Oysa sadece AKP iktidarı döneminde palazlanan ve bir anda zengin
olan müteahhitlerin elindeki para bunun çok üzerinde.
Demek ki milyonlarca kişinin üç beş yüz dolar bozdurması yerine
milyarlarca doları elinde tutanlar piyasaya dolar sürseler iş çok
daha basit hale gelecek.
Gariban vatandaşın bir şekilde elde ettiği ve güvence parası olarak
sakladığı üç beş yüz doları elinden almak ve üstelik bunu
harcamasına neden olmak ne kadar vicdanidir, bu birinci nokta.
İkinci olarak şunu sormak istiyorum.
Her konuda “heyecanlanan” bir kısım halk elindeki avucundaki üç beş
yüz oları bozduranı “kahraman” ilan ediyor.
İyi de madalyonun bir de tersi var.
Birileri dolar bozduruyorsa demek ki birileri de alıyor. Satan
“kahraman” oluyorsa alanlar ne oluyor?
Medyadan gözlediğimiz kadarıyla dolar bozduranların büyük bölümü
bankada tuttuğu dövizi değil (zaten onların bankada parası yok ki)
evindeki dövizi bozduruyor. Bu da doğal olarak döviz büfelerinden
gerçekleştiriliyor.
Döviz bürosu ne yapıyor? Elindeki dövize kâr koyarak (komisyon) bir
başkasına satıyor.
Doları Amerika'ya gönderip oradaki Türk liralarını getirmiyoruz ki.
Aynı dolar Türkiye içinde el değiştiriyor.
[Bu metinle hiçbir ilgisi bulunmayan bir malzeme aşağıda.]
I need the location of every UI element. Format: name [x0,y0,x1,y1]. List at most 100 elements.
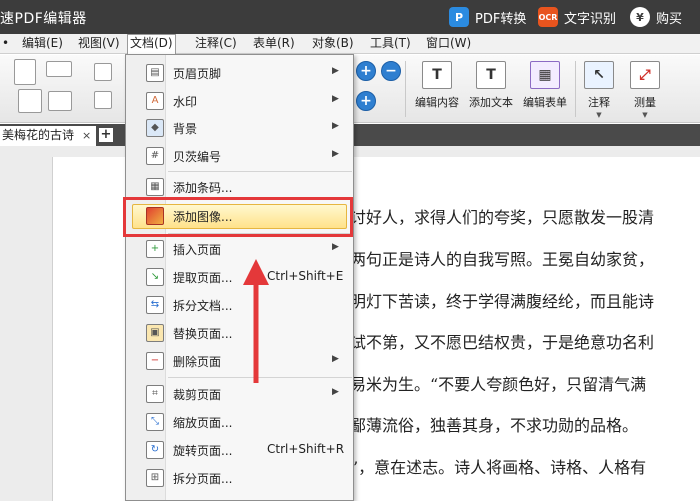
menu-item-background[interactable]: ◆ 背景 ▶ [126,116,353,140]
menu-view[interactable]: 视图(V) [76,34,122,54]
submenu-arrow-icon: ▶ [332,94,339,104]
title-bar: 速PDF编辑器 P PDF转换 OCR 文字识别 ¥ 购买 [0,0,700,34]
menu-item-shortcut: Ctrl+Shift+E [267,269,344,283]
back-icon[interactable] [94,63,112,81]
submenu-arrow-icon: ▶ [332,387,339,397]
menu-tools[interactable]: 工具(T) [368,34,413,54]
pdf-convert-label: PDF转换 [475,11,527,27]
rotate-page-icon: ↻ [146,441,164,459]
insert-page-icon: + [146,240,164,258]
menu-bar: • 编辑(E) 视图(V) 文档(D) 注释(C) 表单(R) 对象(B) 工具… [0,34,700,54]
menu-window[interactable]: 窗口(W) [424,34,473,54]
zoom-out-icon[interactable]: − [381,61,401,81]
menu-item-label: 水印 [173,95,198,109]
crop-page-icon: ⌗ [146,385,164,403]
annotate-caret-icon: ▼ [596,111,602,119]
measure-caret-icon: ▼ [642,111,648,119]
document-line: 鄙薄流俗，独善其身，不求功勋的品格。 [350,416,639,435]
pdf-convert-button[interactable]: P PDF转换 [449,6,526,28]
ocr-button[interactable]: OCR 文字识别 [538,6,616,28]
zoom-in-icon[interactable]: + [356,61,376,81]
menu-edit-partial[interactable]: • [0,34,11,54]
scale-page-icon: ⤡ [146,413,164,431]
annotate-icon: ↖ [584,61,614,89]
toolbar-separator [405,61,406,117]
submenu-arrow-icon: ▶ [332,149,339,159]
split-document-icon: ⇆ [146,296,164,314]
menu-item-watermark[interactable]: A 水印 ▶ [126,89,353,113]
menu-item-crop-page[interactable]: ⌗ 裁剪页面 ▶ [126,382,353,406]
menu-item-header-footer[interactable]: ▤ 页眉页脚 ▶ [126,61,353,85]
edit-form-icon: ▦ [530,61,560,89]
split-page-icon: ⊞ [146,469,164,487]
menu-item-label: 裁剪页面 [173,388,222,402]
menu-item-bates-number[interactable]: # 贝茨编号 ▶ [126,144,353,168]
add-text-icon: T [476,61,506,89]
email-icon[interactable] [48,91,72,111]
menu-edit[interactable]: 编辑(E) [20,34,65,54]
menu-object[interactable]: 对象(B) [310,34,356,54]
menu-item-label: 添加条码... [173,181,233,195]
submenu-arrow-icon: ▶ [332,354,339,364]
watermark-icon: A [146,92,164,110]
edit-form-label: 编辑表单 [523,96,567,109]
buy-label: 购买 [656,11,683,27]
document-line: ”，意在述志。诗人将画格、诗格、人格有 [350,458,647,477]
menu-item-shortcut: Ctrl+Shift+R [267,442,345,456]
print-icon[interactable] [18,89,42,113]
menu-separator [168,171,352,172]
document-line: 两句正是诗人的自我写照。王冕自幼家贫， [350,250,655,269]
add-text-label: 添加文本 [469,96,513,109]
edit-content-icon: T [422,61,452,89]
menu-item-label: 页眉页脚 [173,67,222,81]
annotate-button[interactable]: ↖ 注释 ▼ [580,59,618,119]
submenu-arrow-icon: ▶ [332,66,339,76]
ocr-icon: OCR [538,7,558,27]
measure-label: 测量 [634,96,656,109]
menu-item-scale-page[interactable]: ⤡ 缩放页面... [126,410,353,434]
forward-icon[interactable] [94,91,112,109]
toolbar-separator [575,61,576,117]
annotation-arrow-icon [243,259,269,383]
add-tab-button[interactable]: + [99,128,113,142]
menu-document[interactable]: 文档(D) [127,34,176,54]
menu-comment[interactable]: 注释(C) [193,34,239,54]
menu-item-label: 拆分页面... [173,472,233,486]
scanner-icon[interactable] [46,61,72,77]
menu-item-label: 替换页面... [173,327,233,341]
document-tab[interactable]: 美梅花的古诗 × [0,126,96,146]
measure-icon: ⤢ [630,61,660,89]
document-line: 试不第，又不愿巴结权贵，于是绝意功名利 [350,333,655,352]
menu-item-label: 拆分文档... [173,299,233,313]
measure-button[interactable]: ⤢ 测量 ▼ [626,59,664,119]
add-text-button[interactable]: T 添加文本 [466,59,516,119]
highlight-annotation-box [123,197,353,237]
document-tab-title: 美梅花的古诗 [2,128,75,142]
app-title: 速PDF编辑器 [0,11,87,27]
document-line: 明灯下苦读，终于学得满腹经纶，而且能诗 [350,292,655,311]
document-line: 易米为生。“不要人夸颜色好，只留清气满 [350,375,647,394]
submenu-arrow-icon: ▶ [332,242,339,252]
page-icon[interactable] [14,59,36,85]
annotate-label: 注释 [588,96,610,109]
menu-item-label: 缩放页面... [173,416,233,430]
delete-page-icon: − [146,352,164,370]
menu-item-label: 插入页面 [173,243,222,257]
zoom-fit-icon[interactable]: + [356,91,376,111]
extract-page-icon: ↘ [146,268,164,286]
barcode-icon: ▦ [146,178,164,196]
yen-icon: ¥ [630,7,650,27]
edit-content-label: 编辑内容 [415,96,459,109]
buy-button[interactable]: ¥ 购买 [630,6,682,28]
edit-form-button[interactable]: ▦ 编辑表单 [520,59,570,119]
close-icon[interactable]: × [82,126,91,145]
replace-page-icon: ▣ [146,324,164,342]
menu-item-split-page[interactable]: ⊞ 拆分页面... [126,466,353,490]
edit-content-button[interactable]: T 编辑内容 [412,59,462,119]
menu-form[interactable]: 表单(R) [251,34,297,54]
menu-item-add-barcode[interactable]: ▦ 添加条码... [126,175,353,199]
background-icon: ◆ [146,119,164,137]
menu-item-rotate-page[interactable]: ↻ 旋转页面... Ctrl+Shift+R [126,438,353,462]
menu-item-label: 背景 [173,122,198,136]
bates-number-icon: # [146,147,164,165]
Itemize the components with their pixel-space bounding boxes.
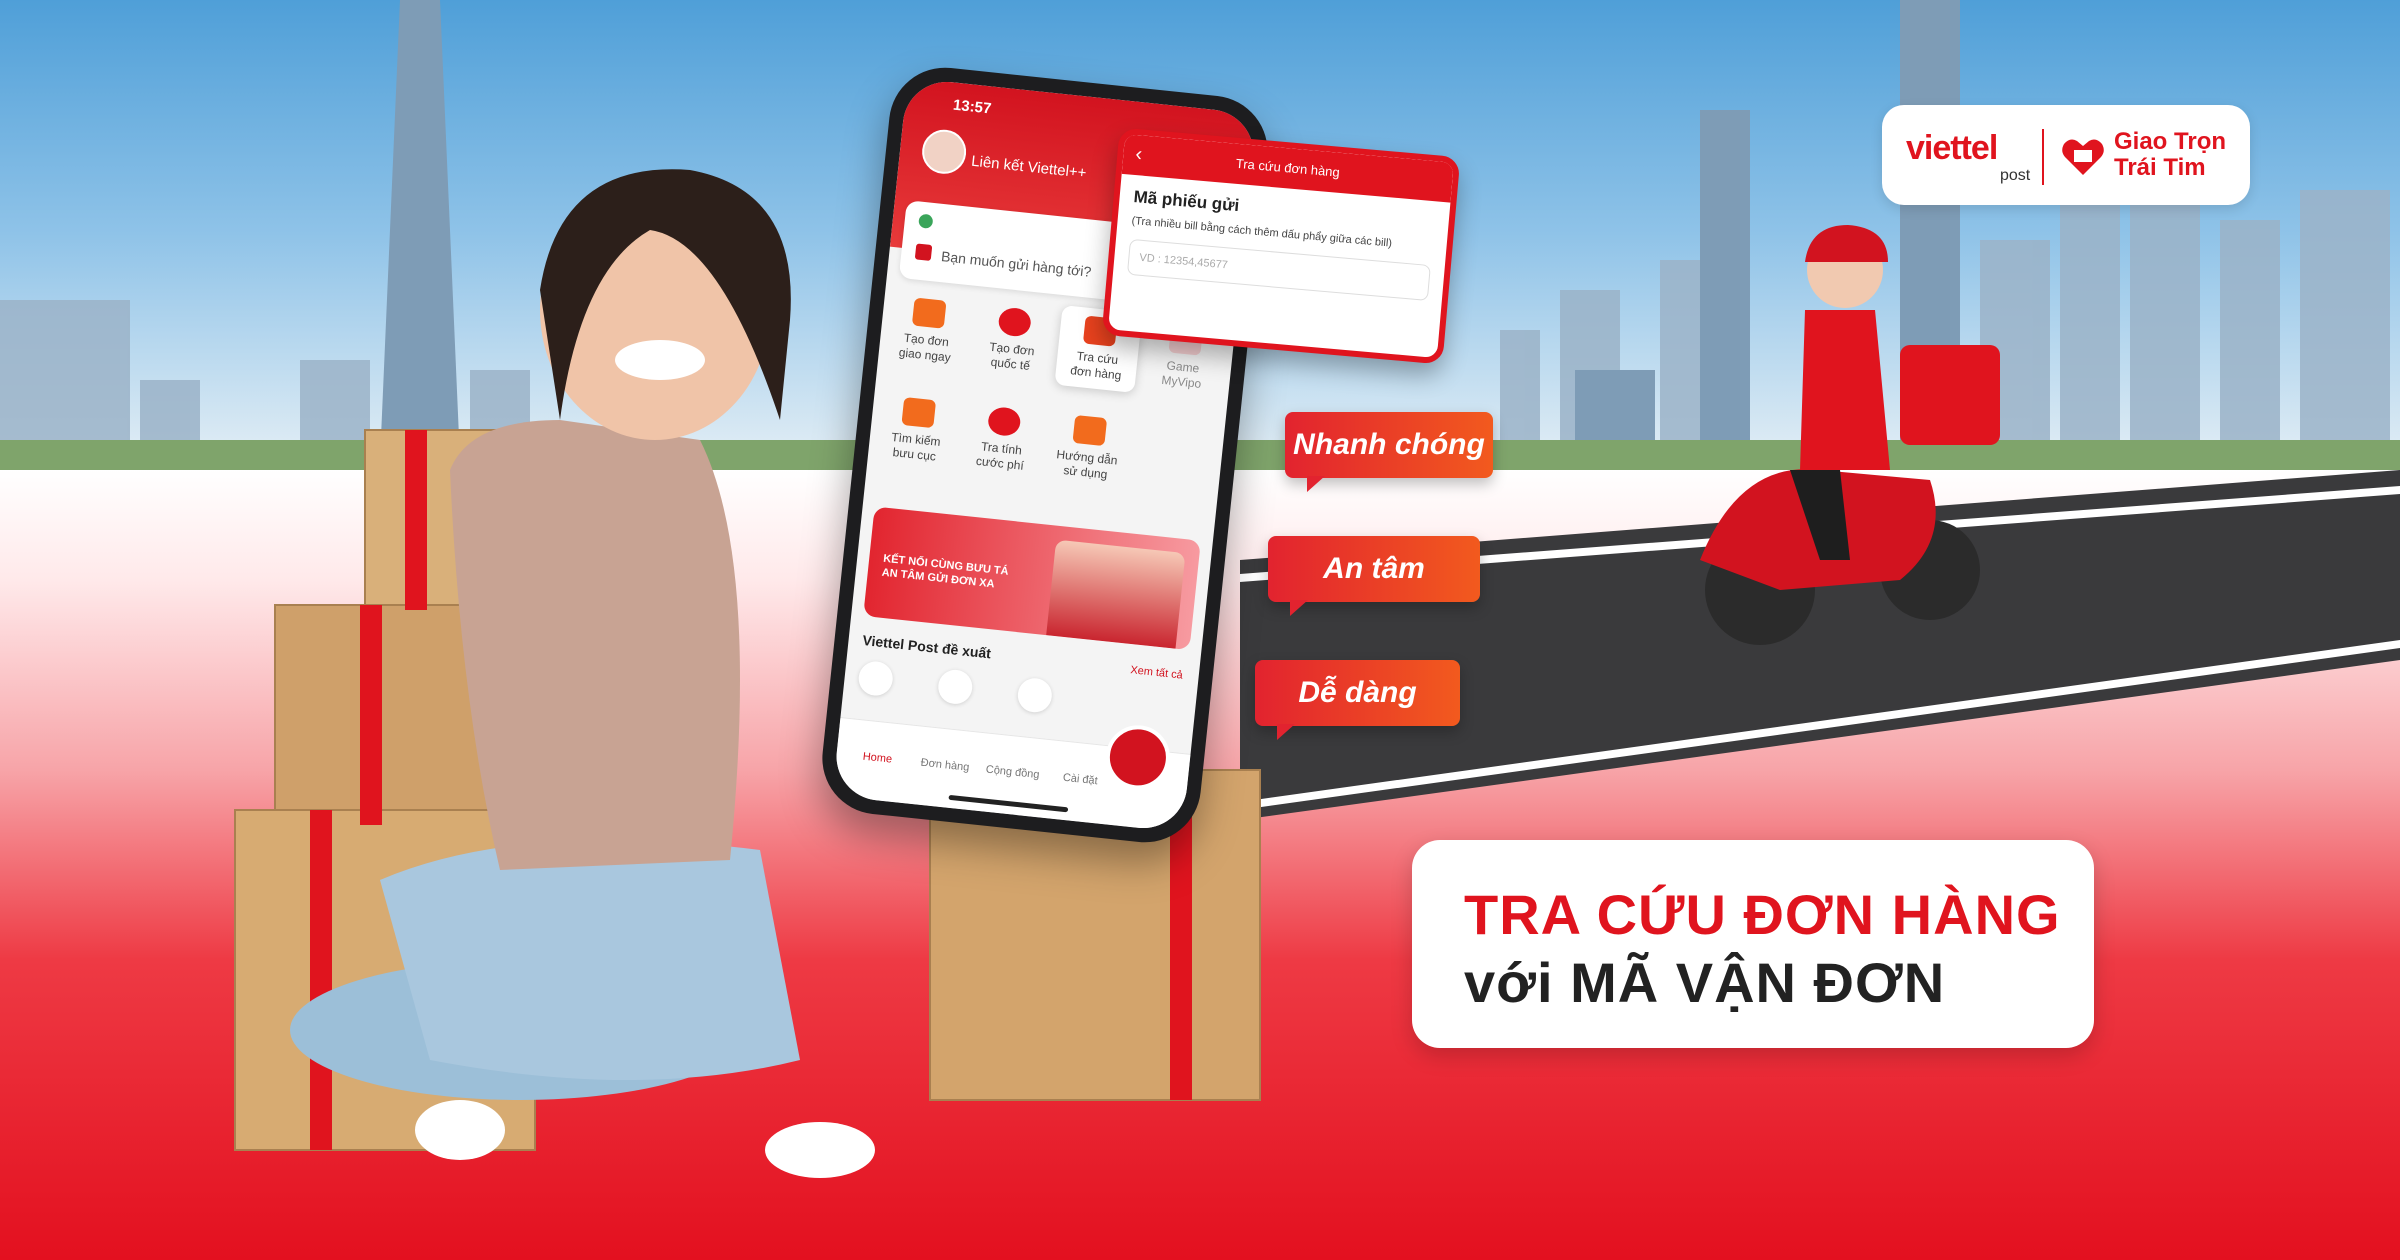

Büyük ihtimalle doların daha da artacağını hesaplayan kimi
çıkarcılar şu sıralar döviz büfeleri üzerinden dolar-Euro
stokluyordur.
Kısa bir süre sonra elindeki güvence paraları da uçmuş gitmiş olan
gariban vatandaşlar yaptıkları “kahramanlıktan” pişmanlık
duyacaklardır mutlaka ama olan olmuş olacaktır.